Joe Berrios, Cook County Assessor, Gives Daughter $10,000 Raise

Even as the county ethics board investigates Joe Berrios' hiring of family members, the Cook County Assessor gave his daughter a $10,000 pay raise, the Chicago Sun-Times reports.

Vanessa Berrios saw her pay jump from $58,344.00 to $68,288.48 when her dad took over the office where she has worked since 1999, according to the Sun-Times.

Even after Cook County Board President Toni Preckwinkle forced the assessor's office to cut its budget by 16 percent, Berrios managed to give his son and his sister jobs--despite having to lay off 53 employees. Months later, he managed to bring another pal on board, his longtime friend (and possible lover) Vicki LaCalamita.

When asked whether these hires were ethical in December, Berrios said that he "still won the election." That tone remained when the Sun-Times questioned his daughter's hefty pay raise.

“She’s entitled to that salary," he told the paper, adding that the previous person in her position made six figures.
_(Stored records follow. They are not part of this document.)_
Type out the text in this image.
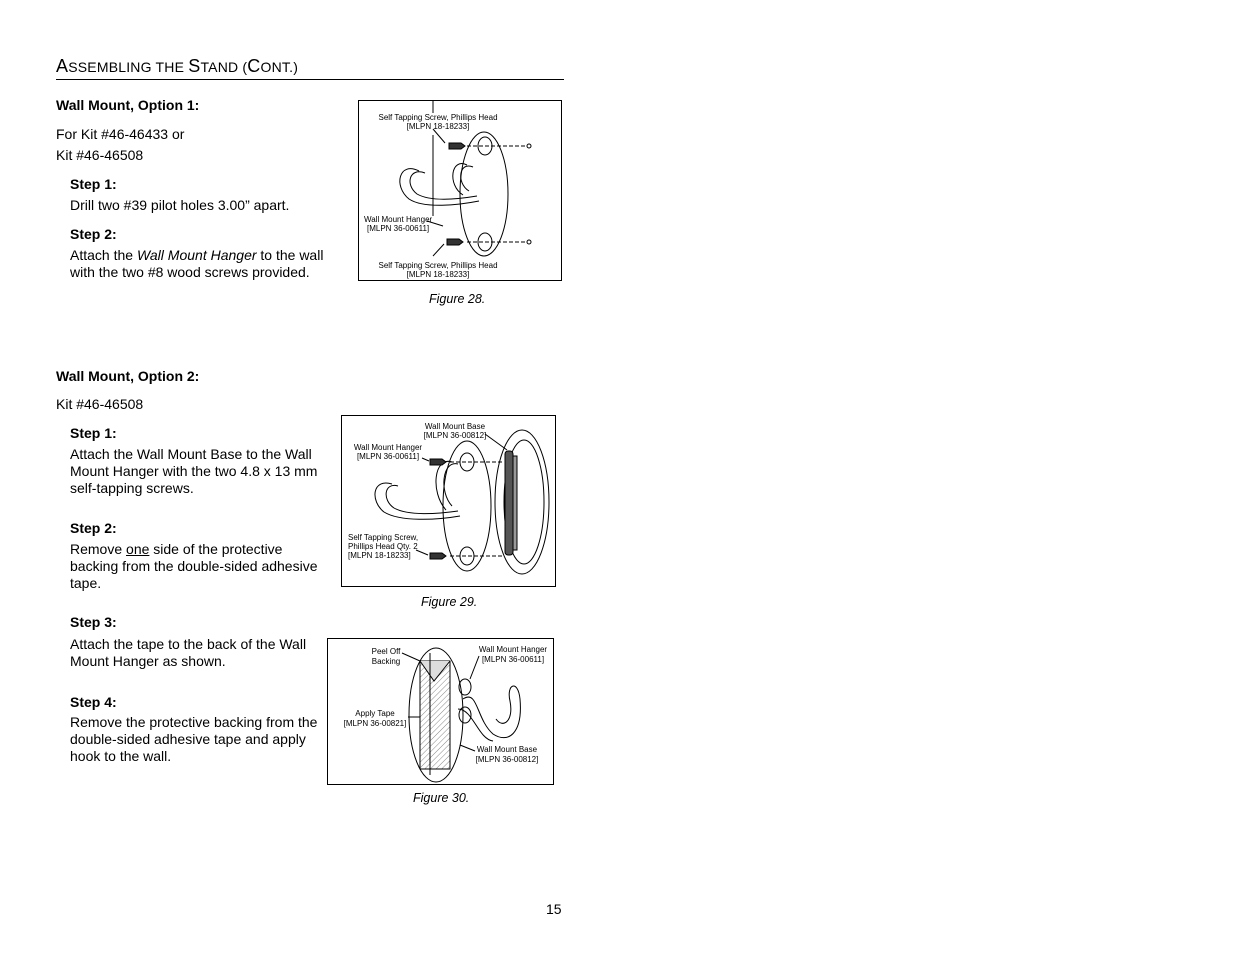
ASSEMBLING THE STAND (CONT.)
Wall Mount, Option 1:
For Kit #46-46433 or
Kit #46-46508
Step 1:
Drill two #39 pilot holes 3.00” apart.
Step 2:
Attach the Wall Mount Hanger to the wall
with the two #8 wood screws provided.
Self Tapping Screw, Phillips Head
[MLPN 18-18233]
Wall Mount Hanger
[MLPN 36-00611]
Self Tapping Screw, Phillips Head
[MLPN 18-18233]
Figure 28.
Wall Mount, Option 2:
Kit #46-46508
Step 1:
Attach the Wall Mount Base to the Wall
Mount Hanger with the two 4.8 x 13 mm
self-tapping screws.
Step 2:
Remove one side of the protective
backing from the double-sided adhesive
tape.
Step 3:
Attach the tape to the back of the Wall
Mount Hanger as shown.
Step 4:
Remove the protective backing from the
double-sided adhesive tape and apply
hook to the wall.
Wall Mount Base
[MLPN 36-00812]
Wall Mount Hanger
[MLPN 36-00611]
Self Tapping Screw,
Phillips Head Qty. 2
[MLPN 18-18233]
Figure 29.
Peel Off
Backing
Wall Mount Hanger
[MLPN 36-00611]
Apply Tape
[MLPN 36-00821]
Wall Mount Base
[MLPN 36-00812]
Figure 30.
15
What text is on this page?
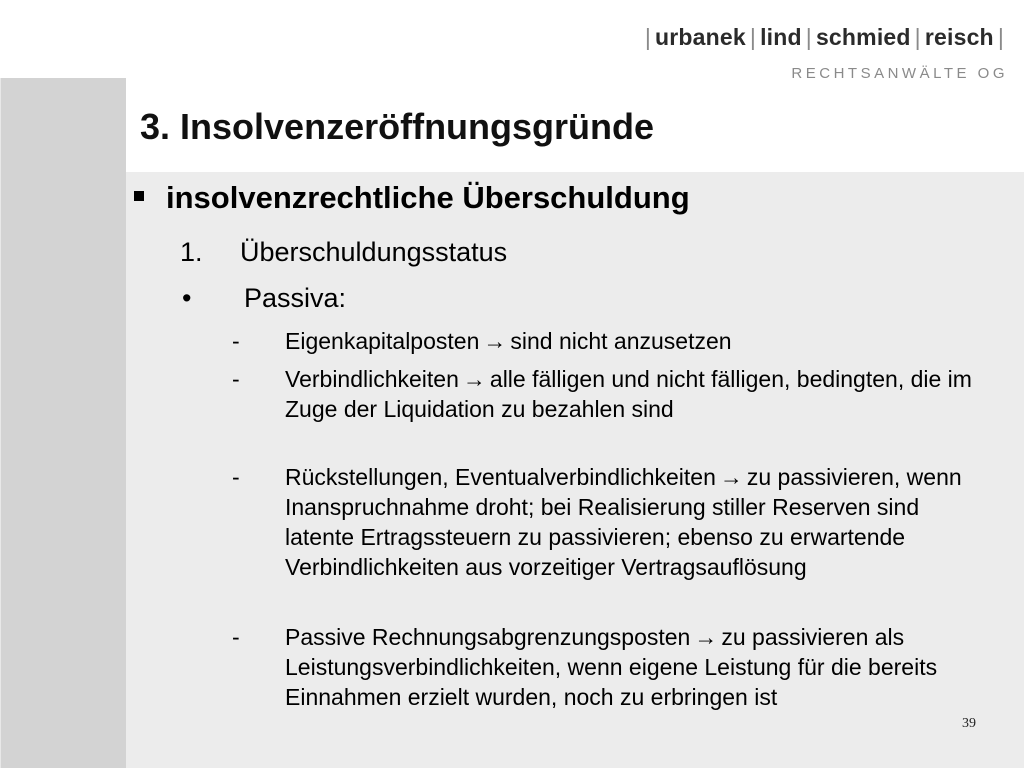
| urbanek | lind | schmied | reisch |
RECHTSANWÄLTE OG
3. Insolvenzeröffnungsgründe
insolvenzrechtliche Überschuldung
1. Überschuldungsstatus
• Passiva:
-	Eigenkapitalposten → sind nicht anzusetzen
-	Verbindlichkeiten → alle fälligen und nicht fälligen, bedingten, die im Zuge der Liquidation zu bezahlen sind
-	Rückstellungen, Eventualverbindlichkeiten → zu passivieren, wenn Inanspruchnahme droht; bei Realisierung stiller Reserven sind latente Ertragssteuern zu passivieren; ebenso zu erwartende Verbindlichkeiten aus vorzeitiger Vertragsauflösung
-	Passive Rechnungsabgrenzungsposten → zu passivieren als Leistungsverbindlichkeiten, wenn eigene Leistung für die bereits Einnahmen erzielt wurden, noch zu erbringen ist
39
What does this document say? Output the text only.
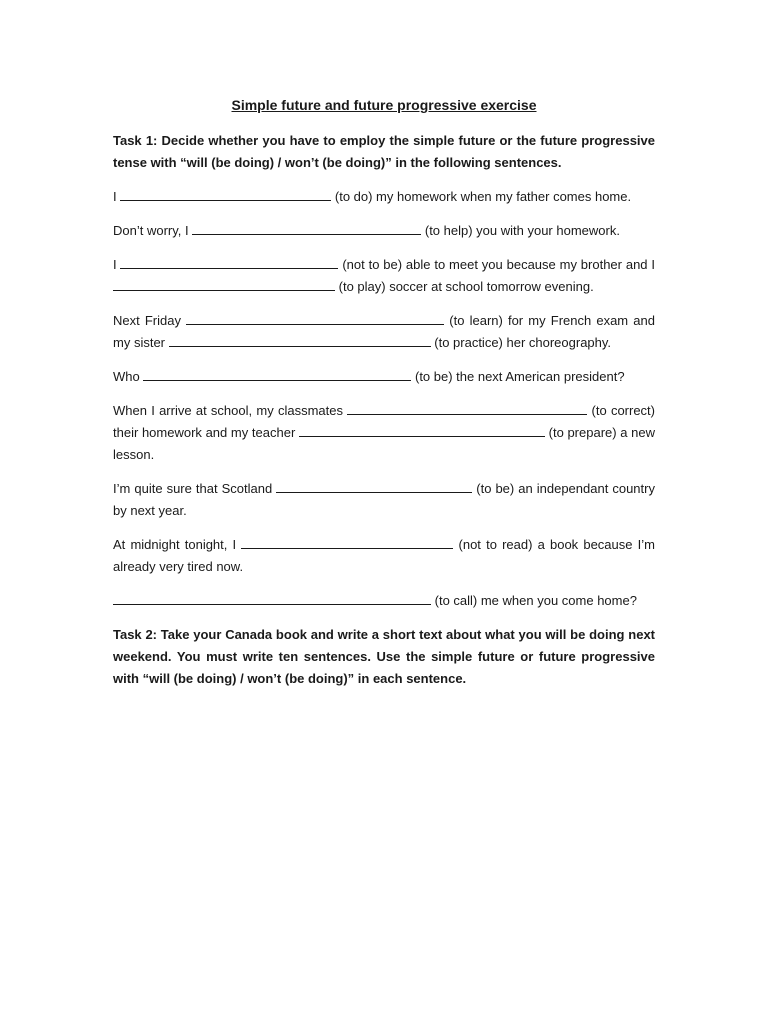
Simple future and future progressive exercise
Task 1: Decide whether you have to employ the simple future or the future progressive tense with “will (be doing) / won’t (be doing)” in the following sentences.
I	(to do) my homework when my father comes home.
Don’t worry, I	(to help) you with your homework.
I	(not to be) able to meet you because my brother and I  (to play) soccer at school tomorrow evening.
Next Friday	(to learn) for my French exam and my sister	(to practice) her choreography.
Who	(to be) the next American president?
When I arrive at school, my classmates	(to correct) their homework and my teacher	(to prepare) a new lesson.
I’m quite sure that Scotland	(to be) an independant country by next year.
At midnight tonight, I	(not to read) a book because I’m already very tired now.
(to call) me when you come home?
Task 2: Take your Canada book and write a short text about what you will be doing next weekend. You must write ten sentences. Use the simple future or future progressive with “will (be doing) / won’t (be doing)” in each sentence.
Despite many allegations of clout and pay-to-play politics during his Board of Review tenure, Berrios hasn't been officially reprimanded for any of his hires or deals. When he fired former Assessor Jim Houlihan's staff, there was speculation that he was breaking patronage laws, which include a court-ordered ban on political hiring and firing. Berrios said at the time the positions in question--which were mostly filled by family members--were exempt from the ban.

"This is all perfectly legal in Illinois, but it's also eminently unethical and a giant conflict of interest," Andy Shaw of the Better Government Association wrote last year about Berrios' dealings. "Anyone who games the system instead of reforming it is suspect."

The Cook County Ethics Board is investigating Berrios' continued hiring of relatives, and sent him a warning about the practice in December. Though an ethics ordinance bars elected officials from hiring relatives they would supervise, he has not been charged with any crime.

"All I did, really, was transfer them from upstairs to downstairs," Berrios told the Chicago Tribune, referring to bringing his family members from the Board of Review offices to the Assessor's Office in the County Building. "They were already working in government. ... When you move into a new office, you bring people you can trust and who will protect you."

It's not yet clear whether Berrios' family members will protect him from the pending ethics investigation.